BORIS JOHNSON’S social care reforms will “disproport­ionately” benefit the wealthy and people in the South, amid claims that the £86,000 cap on lifetime care costs will skew state support towards wealthier pensioners.

The Daily Telegraph understand­s modelling conducted by the Department for Health last year suggested people living in the South East stand to be on average just under £400 better off than those in the North East. This is because people with more assets, which are largely tied to their homes, will have to spend less of a proportion of their wealth before they hit the cap and the state starts to contribute to costs.

It suggests the impact of the cap could harm Mr Johnson’s popularity in the Northern “red wall” seats pivotal to his 2019 election success, as house prices tend to be lower than they are the South.
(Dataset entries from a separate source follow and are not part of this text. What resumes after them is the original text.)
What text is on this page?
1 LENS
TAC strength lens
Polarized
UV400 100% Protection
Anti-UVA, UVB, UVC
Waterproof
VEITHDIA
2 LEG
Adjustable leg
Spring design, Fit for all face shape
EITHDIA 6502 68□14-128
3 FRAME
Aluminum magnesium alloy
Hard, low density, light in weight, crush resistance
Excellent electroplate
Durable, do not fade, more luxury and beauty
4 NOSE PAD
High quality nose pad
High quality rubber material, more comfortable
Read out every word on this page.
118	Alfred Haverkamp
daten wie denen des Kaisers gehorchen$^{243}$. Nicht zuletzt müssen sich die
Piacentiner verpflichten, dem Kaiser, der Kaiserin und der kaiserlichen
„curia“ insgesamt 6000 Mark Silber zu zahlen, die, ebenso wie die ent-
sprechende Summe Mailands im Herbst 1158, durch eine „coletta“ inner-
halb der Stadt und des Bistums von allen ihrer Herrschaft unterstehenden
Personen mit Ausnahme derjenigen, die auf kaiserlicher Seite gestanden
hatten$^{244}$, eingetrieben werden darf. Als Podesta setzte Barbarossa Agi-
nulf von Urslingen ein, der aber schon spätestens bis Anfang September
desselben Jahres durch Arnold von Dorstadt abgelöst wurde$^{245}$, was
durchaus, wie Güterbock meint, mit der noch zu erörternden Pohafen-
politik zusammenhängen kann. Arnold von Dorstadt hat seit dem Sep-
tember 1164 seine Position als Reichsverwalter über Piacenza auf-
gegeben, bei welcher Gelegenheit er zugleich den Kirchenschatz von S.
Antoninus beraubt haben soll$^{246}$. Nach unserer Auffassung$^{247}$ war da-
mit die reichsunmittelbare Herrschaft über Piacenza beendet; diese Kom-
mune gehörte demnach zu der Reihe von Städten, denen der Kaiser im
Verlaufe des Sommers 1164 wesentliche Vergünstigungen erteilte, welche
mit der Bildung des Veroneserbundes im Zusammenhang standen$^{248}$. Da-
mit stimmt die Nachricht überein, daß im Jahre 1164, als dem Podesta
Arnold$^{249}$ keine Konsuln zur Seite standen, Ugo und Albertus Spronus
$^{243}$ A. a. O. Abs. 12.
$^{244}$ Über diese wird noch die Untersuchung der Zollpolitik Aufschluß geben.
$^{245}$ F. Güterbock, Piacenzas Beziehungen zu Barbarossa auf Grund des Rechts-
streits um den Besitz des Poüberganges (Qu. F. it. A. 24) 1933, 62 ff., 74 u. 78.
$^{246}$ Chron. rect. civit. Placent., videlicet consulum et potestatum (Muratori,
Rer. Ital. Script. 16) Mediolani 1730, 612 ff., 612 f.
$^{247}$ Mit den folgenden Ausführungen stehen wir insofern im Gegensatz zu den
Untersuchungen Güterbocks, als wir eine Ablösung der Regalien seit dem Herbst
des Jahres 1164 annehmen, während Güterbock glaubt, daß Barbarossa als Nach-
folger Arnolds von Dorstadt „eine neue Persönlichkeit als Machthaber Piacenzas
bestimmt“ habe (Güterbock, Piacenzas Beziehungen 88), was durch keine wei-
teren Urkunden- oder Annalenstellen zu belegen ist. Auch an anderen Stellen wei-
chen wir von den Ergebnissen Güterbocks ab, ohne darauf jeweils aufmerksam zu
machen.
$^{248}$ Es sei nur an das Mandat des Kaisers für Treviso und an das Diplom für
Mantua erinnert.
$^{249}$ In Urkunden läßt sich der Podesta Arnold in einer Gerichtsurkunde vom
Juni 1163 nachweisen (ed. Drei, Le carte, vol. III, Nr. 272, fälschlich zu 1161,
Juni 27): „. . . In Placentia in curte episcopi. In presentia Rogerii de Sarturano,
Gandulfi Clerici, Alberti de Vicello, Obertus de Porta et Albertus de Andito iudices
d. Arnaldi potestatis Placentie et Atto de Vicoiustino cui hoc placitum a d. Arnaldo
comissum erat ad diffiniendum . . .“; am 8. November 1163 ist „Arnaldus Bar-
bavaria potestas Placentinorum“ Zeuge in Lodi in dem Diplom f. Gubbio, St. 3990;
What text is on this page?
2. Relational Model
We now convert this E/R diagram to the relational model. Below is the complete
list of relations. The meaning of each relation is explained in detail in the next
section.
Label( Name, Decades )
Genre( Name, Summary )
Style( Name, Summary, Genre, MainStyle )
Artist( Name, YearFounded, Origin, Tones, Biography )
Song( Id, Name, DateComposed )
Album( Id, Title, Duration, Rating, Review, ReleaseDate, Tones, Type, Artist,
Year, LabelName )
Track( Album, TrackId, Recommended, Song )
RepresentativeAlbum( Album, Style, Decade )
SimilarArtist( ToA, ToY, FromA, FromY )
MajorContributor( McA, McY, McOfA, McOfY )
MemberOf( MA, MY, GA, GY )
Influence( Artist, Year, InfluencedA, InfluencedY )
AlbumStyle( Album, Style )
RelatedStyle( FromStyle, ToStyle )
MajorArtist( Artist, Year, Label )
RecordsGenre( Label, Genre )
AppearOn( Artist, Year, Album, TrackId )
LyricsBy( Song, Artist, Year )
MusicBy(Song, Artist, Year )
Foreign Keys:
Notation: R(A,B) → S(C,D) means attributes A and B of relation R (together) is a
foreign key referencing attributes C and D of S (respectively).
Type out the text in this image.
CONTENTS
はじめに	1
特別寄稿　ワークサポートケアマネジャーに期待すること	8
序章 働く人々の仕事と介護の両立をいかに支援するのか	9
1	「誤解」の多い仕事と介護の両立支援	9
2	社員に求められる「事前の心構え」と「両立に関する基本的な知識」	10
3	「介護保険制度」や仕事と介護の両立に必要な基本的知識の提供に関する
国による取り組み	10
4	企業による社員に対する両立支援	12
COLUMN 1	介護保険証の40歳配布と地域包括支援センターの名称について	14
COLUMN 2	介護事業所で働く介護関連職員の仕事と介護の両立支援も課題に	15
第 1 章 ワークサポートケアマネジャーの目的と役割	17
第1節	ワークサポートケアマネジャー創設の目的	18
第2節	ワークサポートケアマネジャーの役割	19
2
The impact assessment was said to have been based on proposals put forward a decade ago by Sir Andrew Dilnot, who is the inspiratio­n for Mr Johnson’s reforms.

Sir Andrew’s landmark report recommende­d capping lifetime care costs for individual­s at between £25,000 and £50,000, with the state covering the rest. It recommende­d raising the asset threshold below which people would receive means tested state support towards the cost of their care from the current level of £23,250 to £100,000.

The Government has since opted to introduce a cap of £86,000 and a floor of £100,000, which the Prime Minister has argued will bring to an end the “catastroph­ic” care costs faced by millions of pensioners.